• Mondo
  • Giovedì 20 aprile 2023

Moltissime persone stanno fuggendo dal Sudan

Mentre per due giorni consecutivi esercito e paramilitari hanno violato la tregua su cui si erano accordati

Il fumo causato dalle esplosioni a Khartum (AP Photo/Marwan Ali)
Il fumo causato dalle esplosioni a Khartum (AP Photo/Marwan Ali)

Negli ultimi giorni migliaia di persone stanno scappando dal Sudan, dove da sabato è in corso un conflitto molto violento tra l’esercito regolare del paese e il potente gruppo paramilitare chiamato Rapid Support Forces (RSF). Negli scontri tra i due gruppi sono morti almeno 300 civili e più di 3.000 sono stati feriti, secondo diverse organizzazioni internazionali.

I combattimenti sono proseguiti nonostante i due tentativi di organizzare un cessate il fuoco. Sia la tregua annunciata per martedì che quella di mercoledì sono state violate, e in particolare nella capitale Khartum gli scontri sono continuati senza interruzioni. In questo clima di incertezza moltissime persone hanno deciso di lasciare il paese, per cercare riparo altrove. Giovedì le Rapid Support Forces hanno proposto una nuova tregua per venerdì, quando si celebrerà l’Eid al-Fitr, una delle feste più importanti della religione islamica che segna la fine del Ramadan, ma l’esercito ha fatto sapere di non avere intenzione di avviare nuovi negoziati con i paramilitari.
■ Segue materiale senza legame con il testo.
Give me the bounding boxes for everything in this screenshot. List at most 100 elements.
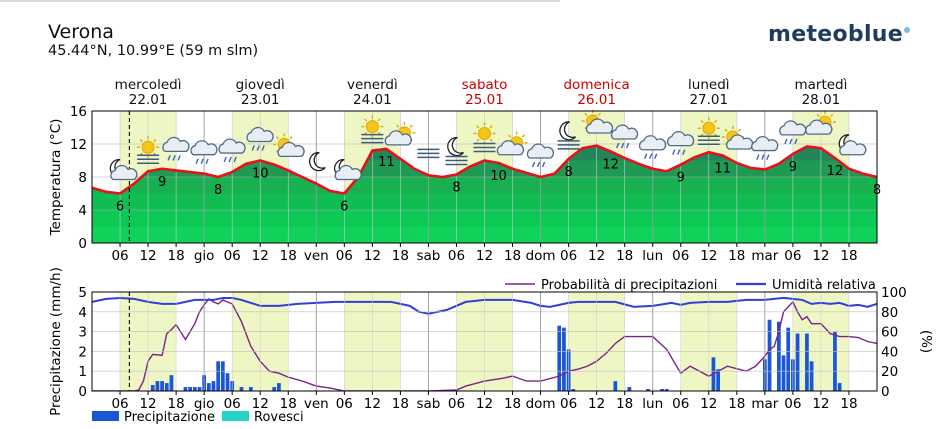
sun-ray xyxy=(364,118,368,122)
x-tick-label: 18 xyxy=(280,396,297,412)
sun-disc xyxy=(702,121,716,135)
y-tick-label: 5 xyxy=(78,285,87,301)
cloud-sun-icon xyxy=(273,133,305,158)
y2-tick-label: 60 xyxy=(881,325,898,341)
x-tick-label: 06 xyxy=(336,396,353,412)
x-tick-label: lun xyxy=(642,396,663,412)
top-divider xyxy=(0,0,560,2)
y-tick-label: 4 xyxy=(78,305,87,321)
x-tick-label: dom xyxy=(526,396,556,412)
cloud-rain-icon xyxy=(218,138,246,163)
y-tick-label: 0 xyxy=(78,384,87,400)
rain-drop xyxy=(256,145,260,151)
x-tick-label: 18 xyxy=(616,396,633,412)
x-tick-label: mar xyxy=(751,248,778,264)
cloud-shape xyxy=(190,140,218,156)
sun-ray xyxy=(724,128,728,132)
x-tick-label: 12 xyxy=(588,248,605,264)
cloud-shape xyxy=(110,164,138,181)
rain-drop xyxy=(531,161,536,168)
moon-icon xyxy=(308,151,326,172)
brand-logo: meteoblue xyxy=(768,22,910,47)
cloud-shape xyxy=(667,131,695,147)
y2-tick-label: 40 xyxy=(881,344,898,360)
precipitation-bar xyxy=(837,383,842,391)
precipitation-bar xyxy=(660,389,664,391)
rain-drop xyxy=(205,158,209,164)
day-name: mercoledì xyxy=(115,77,182,93)
cloud-rain-icon xyxy=(751,135,779,160)
x-tick-label: 06 xyxy=(784,396,801,412)
sun-ray xyxy=(476,125,480,129)
rain-drop xyxy=(223,156,227,163)
rain-drop xyxy=(649,153,653,160)
precipitation-bar xyxy=(249,387,253,391)
day-date: 28.01 xyxy=(802,92,841,108)
precipitation-bar xyxy=(781,355,786,391)
rain-drop xyxy=(172,155,176,161)
cloud-shape xyxy=(384,130,412,146)
sun-ray xyxy=(377,118,381,122)
precipitation-bar xyxy=(786,327,791,391)
y-axis-label: Precipitazione (mm/h) xyxy=(48,267,64,416)
sun-disc xyxy=(365,120,379,134)
rain-drop xyxy=(251,145,255,151)
rain-drop xyxy=(766,154,770,160)
sun-ray xyxy=(700,119,704,124)
moon-fog-icon xyxy=(445,136,468,166)
x-tick-label: 18 xyxy=(504,248,521,264)
sun-haze-icon xyxy=(697,117,720,145)
sun-ray xyxy=(508,134,512,138)
x-tick-label: 06 xyxy=(672,248,689,264)
sun-haze-icon xyxy=(137,136,160,164)
day-date: 27.01 xyxy=(689,92,728,108)
day-date: 24.01 xyxy=(353,92,392,108)
x-tick-label: 12 xyxy=(364,396,381,412)
sun-haze-icon xyxy=(361,115,384,144)
precipitation-bar xyxy=(277,383,281,391)
precipitation-bar xyxy=(188,387,192,391)
cloud-shape xyxy=(496,140,524,156)
precipitation-bar xyxy=(767,319,772,391)
x-tick-label: 06 xyxy=(111,396,128,412)
y2-tick-label: 80 xyxy=(881,305,898,321)
sun-ray xyxy=(275,136,280,140)
y2-tick-label: 0 xyxy=(881,384,890,400)
x-tick-label: 06 xyxy=(784,248,801,264)
sun-ray xyxy=(476,138,480,142)
cloud-shape xyxy=(610,124,639,140)
temperature-label: 11 xyxy=(378,155,395,170)
sun-ray xyxy=(737,128,742,132)
cloud-rain-icon xyxy=(667,131,695,155)
temperature-line xyxy=(91,144,878,195)
cloud-rain-icon xyxy=(246,126,274,151)
day-name: lunedì xyxy=(688,77,730,93)
x-tick-label: 06 xyxy=(560,248,577,264)
precipitation-bar xyxy=(206,383,211,391)
day-date: 25.01 xyxy=(465,92,504,108)
day-date: 23.01 xyxy=(241,92,280,108)
temperature-label: 10 xyxy=(252,167,269,182)
cloud-shape xyxy=(638,135,667,151)
legend-swatch-precipitation xyxy=(92,411,119,421)
brand-dot-icon xyxy=(903,27,910,33)
x-tick-label: 18 xyxy=(280,248,297,264)
precipitation-bar xyxy=(777,321,781,391)
x-tick-label: 12 xyxy=(476,396,493,412)
precipitation-bar xyxy=(627,387,632,391)
temperature-label: 8 xyxy=(214,183,222,198)
rain-drop xyxy=(541,161,546,168)
moon-cloud-icon xyxy=(838,134,867,156)
x-tick-label: sab xyxy=(416,396,440,412)
precipitation-bar xyxy=(562,327,566,391)
y2-tick-label: 20 xyxy=(881,364,898,380)
x-tick-label: dom xyxy=(526,248,556,264)
temperature-label: 6 xyxy=(116,200,124,215)
temperature-label: 12 xyxy=(827,164,844,179)
sun-ray xyxy=(289,136,293,140)
rain-drop xyxy=(784,138,788,145)
y2-axis-label: (%) xyxy=(918,330,934,353)
x-tick-label: 12 xyxy=(252,396,269,412)
sun-ray xyxy=(139,138,143,143)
Le notizie che arrivano dal Sudan sono frammentarie, ed è difficile fare una stima esatta delle persone che stanno fuggendo: secondo quanto raccontato da testimoni locali a diversi giornali internazionali sarebbero “migliaia” i civili che in questi giorni stanno lasciando il paese. Sono soprattutto persone che abitano nelle zone periferiche di Khartum, dove per il momento non ci sono stati molti scontri. Stanno fuggendo a piedi, in auto o viaggiando in autobus: l’aeroporto è invece inaccessibile, dato che è uno dei luoghi al centro dei combattimenti da giorni.

– Leggi anche: I due militari al centro della crisi in Sudan

In tutto il paese la situazione è molto critica, ma è a Khartum che ci sono i problemi maggiori. Molti civili non possono lasciare la città per via dei combattimenti e sono bloccati nelle proprie case: ci sono state anche interruzioni alle forniture di energia elettrica e di acqua, e iniziano a scarseggiare i viveri. Medici locali e rappresentanti della Mezzaluna Rossa, l’equivalente della Croce Rossa per i paesi islamici, hanno raccontato che molti ospedali sono stati gravemente danneggiati negli scontri, e che mancano medicine e personale per curare tutte le persone che in questi giorni hanno bisogno di assistenza.

Non ci sono al momento piani per organizzare un’evacuazione di civili da parte di governi di altri paesi. Nei giorni scorsi si era parlato con insistenza di un possibile piano di evacuazione dei diplomatici statunitensi ma per il momento questa ipotesi è stata smentita dal dipartimento di Stato degli Stati Uniti.

Si era parlato anche di una missione da parte della Germania che sarebbe stata cancellata mercoledì poco dopo il decollo di tre aerei destinati ad andare in Sudan per evacuare i cittadini tedeschi, ma non ci sono state conferme del governo al riguardo. Il governo giapponese ha invece detto di voler inviare un aereo militare per evacuare circa 60 cittadini giapponesi, ma non sono stati comunicati i dettagli dell’operazione.

– Leggi anche: Che cos’è il Sudan

Al centro dei combattimenti ci sono l’esercito regolare del Sudan, comandato dal presidente del paese, il generale Abdel Fattah al Burhan, e il potente gruppo paramilitare RSF, che di fatto è un esercito parallelo (conta tra i 70 e i 100 mila membri) ed è comandato dal vicepresidente del paese, il generale Mohamed Hamdan Dagalo, noto anche come Hemedti.

I due sono formalmente alleati all’interno della giunta militare che governa il paese, ma Dagalo ha sempre mantenuto una grossa autonomia, e le Rapid Support Forces sono rimaste un gruppo separato dall’esercito, sotto il suo diretto controllo. L’alleanza tra i due è cominciata a diventare sempre più precaria negli ultimi mesi, dopo che nel dicembre del 2022 il governo di Burhan aveva acconsentito a un accordo per restituire il potere a un’amministrazione civile.

L’accordo prevedeva lo scioglimento delle Rapid Support Forces, tra le altre cose. Dagalo si era però opposto da subito, temendo di perdere il suo potere, e da allora lui e Burhan avevano cominciato a scambiarsi accuse durissime, facendo capire di essere pronti allo scontro armato, che si è infine verificato sabato.